Both the utility and local clean-energy advocates agree that renewable energy would offer Oahu households much more long-term price stability compared to oil.

“The challenge is (that) our energy prices are at the mercy of those volatile international markets with imported oil. Local renewable energy projects will lead to self-sufficiency, and less volatility,” said Melissa Miyashiro, executive director of the Honolulu-based clean energy nonprofit Blue Planet.

“We’re still stuck on relying on oil — for now,” Miyashiro said.

Currently, oil costs about 30 cents per kilowatt hour compared to 6 cents for coal and 9 to 13 cents for solar, according to Hawaiian Electric.

The Push For More Clean Energy

Hawaiian Electric is poised to launch next week a new 49-megawatt solar energy project in Mililani developed by Clearwater Energy Group.

In addition to that project, dubbed “Mililani I Solar,” the utility’s “Renewable Project Status Board” shows eight other renewable energy projects in the works, all slated to be completed by 2024.

Photovoltaic PV solar at Daniel Inouye Airport.
Several major solar projects are in the works in Hawaii. Cory Lum/Civil Beat/2017

It’s not clear that all of those upcoming renewable projects combined would compensate for the full 180 megawatts of power that was being generated with coal — or the oil that will be used to replace the coal.

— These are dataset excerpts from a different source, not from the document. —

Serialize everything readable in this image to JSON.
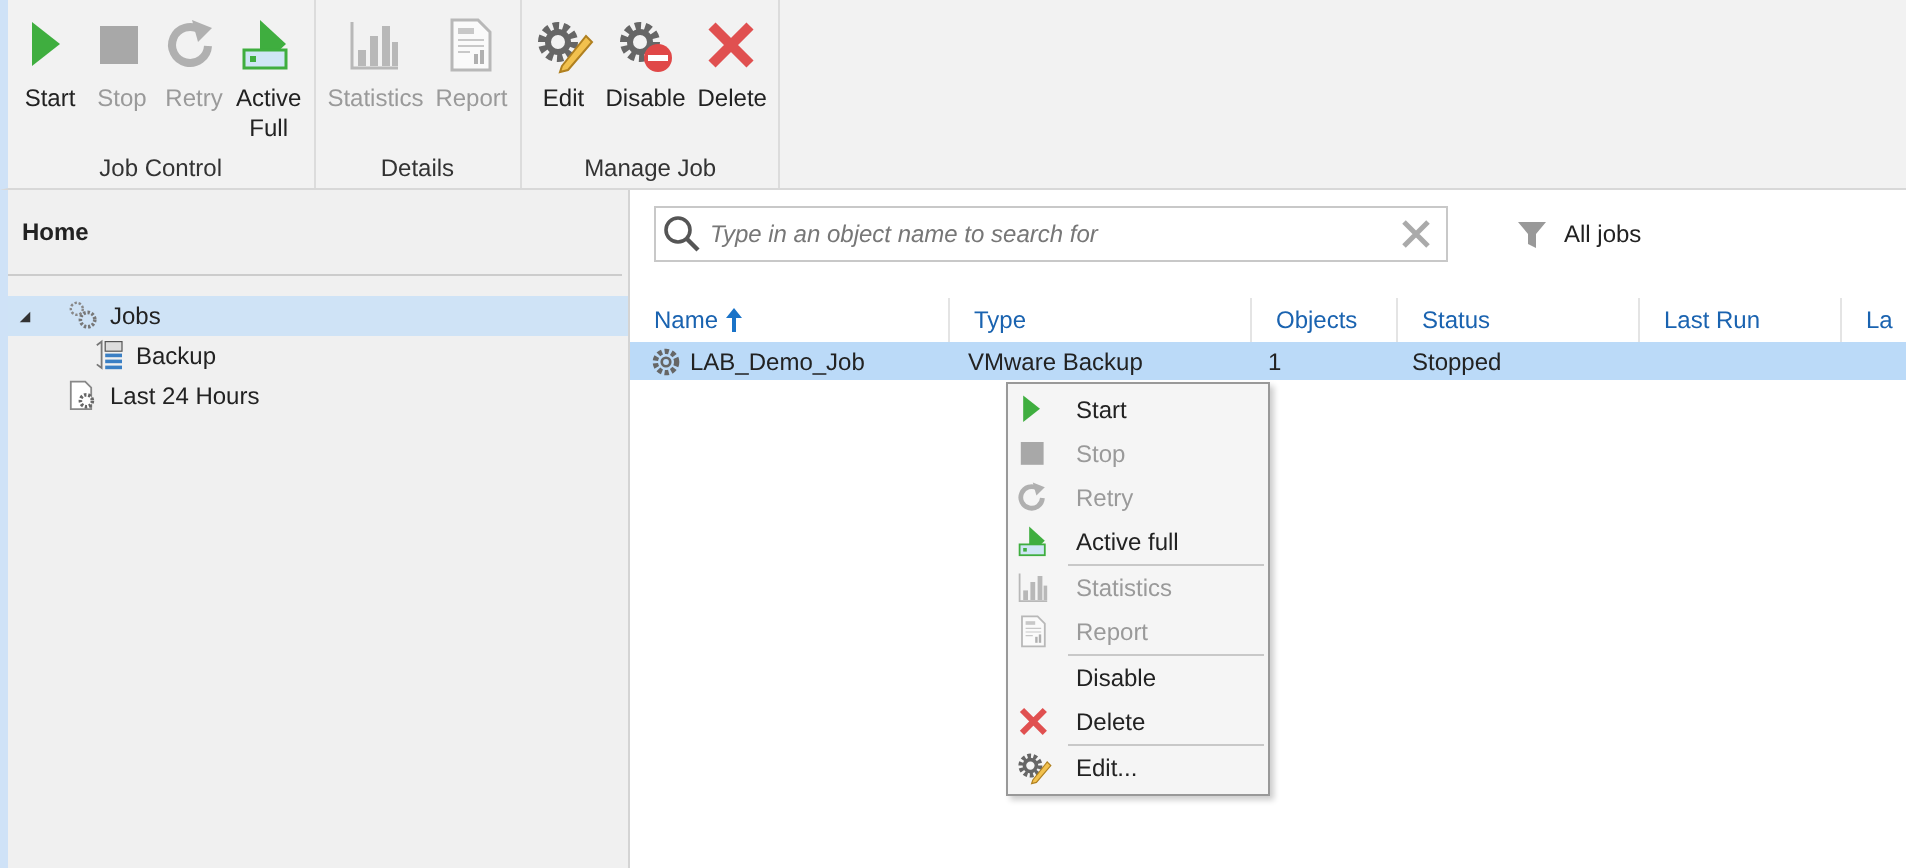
{
  "ribbon": {
    "groups": [
      {
        "label": "Job Control",
        "buttons": [
          {
            "label": "Start",
            "kind": "play",
            "disabled": false
          },
          {
            "label": "Stop",
            "kind": "stop",
            "disabled": true
          },
          {
            "label": "Retry",
            "kind": "retry",
            "disabled": true
          },
          {
            "label": "Active\nFull",
            "kind": "activefull",
            "disabled": false
          }
        ]
      },
      {
        "label": "Details",
        "buttons": [
          {
            "label": "Statistics",
            "kind": "stats",
            "disabled": true
          },
          {
            "label": "Report",
            "kind": "report",
            "disabled": true
          }
        ]
      },
      {
        "label": "Manage Job",
        "buttons": [
          {
            "label": "Edit",
            "kind": "edit",
            "disabled": false
          },
          {
            "label": "Disable",
            "kind": "disable",
            "disabled": false
          },
          {
            "label": "Delete",
            "kind": "delete",
            "disabled": false
          }
        ]
      }
    ]
  },
  "sidebar": {
    "title": "Home",
    "tree": [
      {
        "label": "Jobs",
        "kind": "gears",
        "expanded": true,
        "selected": true,
        "children": [
          {
            "label": "Backup",
            "kind": "backup",
            "selected": false
          }
        ]
      },
      {
        "label": "Last 24 Hours",
        "kind": "doc",
        "selected": false
      }
    ]
  },
  "search": {
    "placeholder": "Type in an object name to search for"
  },
  "filter": {
    "label": "All jobs"
  },
  "table": {
    "columns": [
      {
        "label": "Name",
        "sorted": true
      },
      {
        "label": "Type",
        "sorted": false
      },
      {
        "label": "Objects",
        "sorted": false
      },
      {
        "label": "Status",
        "sorted": false
      },
      {
        "label": "Last Run",
        "sorted": false
      },
      {
        "label": "La",
        "sorted": false
      }
    ],
    "rows": [
      {
        "selected": true,
        "cells": [
          "LAB_Demo_Job",
          "VMware Backup",
          "1",
          "Stopped"
        ]
      }
    ]
  },
  "context_menu": {
    "groups": [
      [
        {
          "label": "Start",
          "kind": "play",
          "disabled": false
        },
        {
          "label": "Stop",
          "kind": "stop",
          "disabled": true
        },
        {
          "label": "Retry",
          "kind": "retry",
          "disabled": true
        },
        {
          "label": "Active full",
          "kind": "activefull",
          "disabled": false
        }
      ],
      [
        {
          "label": "Statistics",
          "kind": "stats",
          "disabled": true
        },
        {
          "label": "Report",
          "kind": "report",
          "disabled": true
        }
      ],
      [
        {
          "label": "Disable",
          "kind": "plain",
          "disabled": false
        },
        {
          "label": "Delete",
          "kind": "delete",
          "disabled": false
        }
      ],
      [
        {
          "label": "Edit...",
          "kind": "edit",
          "disabled": false
        }
      ]
    ]
  }
}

Hawaiian Electric has not released an estimated date or year for when it expects renewable energy sources to completely offset what was being generated at AES.

In March 2021, Jay Griffin, then-chairman of the state Public Utilities Commission, took Hawaiian Electric officials to task for not having sufficient renewable energy projects ready to replace the AES plant and for going “back in the hands of the oil markets.”

“Those projects were going to smooth the transition,” Griffin said during a public PUC meeting. “We’ve lost a year and they’re now pushed out. So who’s going to bear that cost? Is Hawaiian Electric going to bear that cost? Why does the public have to bear it?”

Colton Ching, Hawaiian Electric’s senior vice president for planning and technology, told the commissioners that the utility company had to ensure the renewable projects would work properly. “We have one shot” to get it right, Ching said.

The company on Sunday pointed to supply chain factors “and other issues” delaying a number of its renewable energy projects in the works.

The company recently said it expects to have as much as 700 megawatts of firm renewable capacity — meaning the power can be used regardless of weather or time of day — by 2033 on Oahu.

The entire state, meanwhile, aims to be powered by renewable energy and off of fossil fuels by 2045.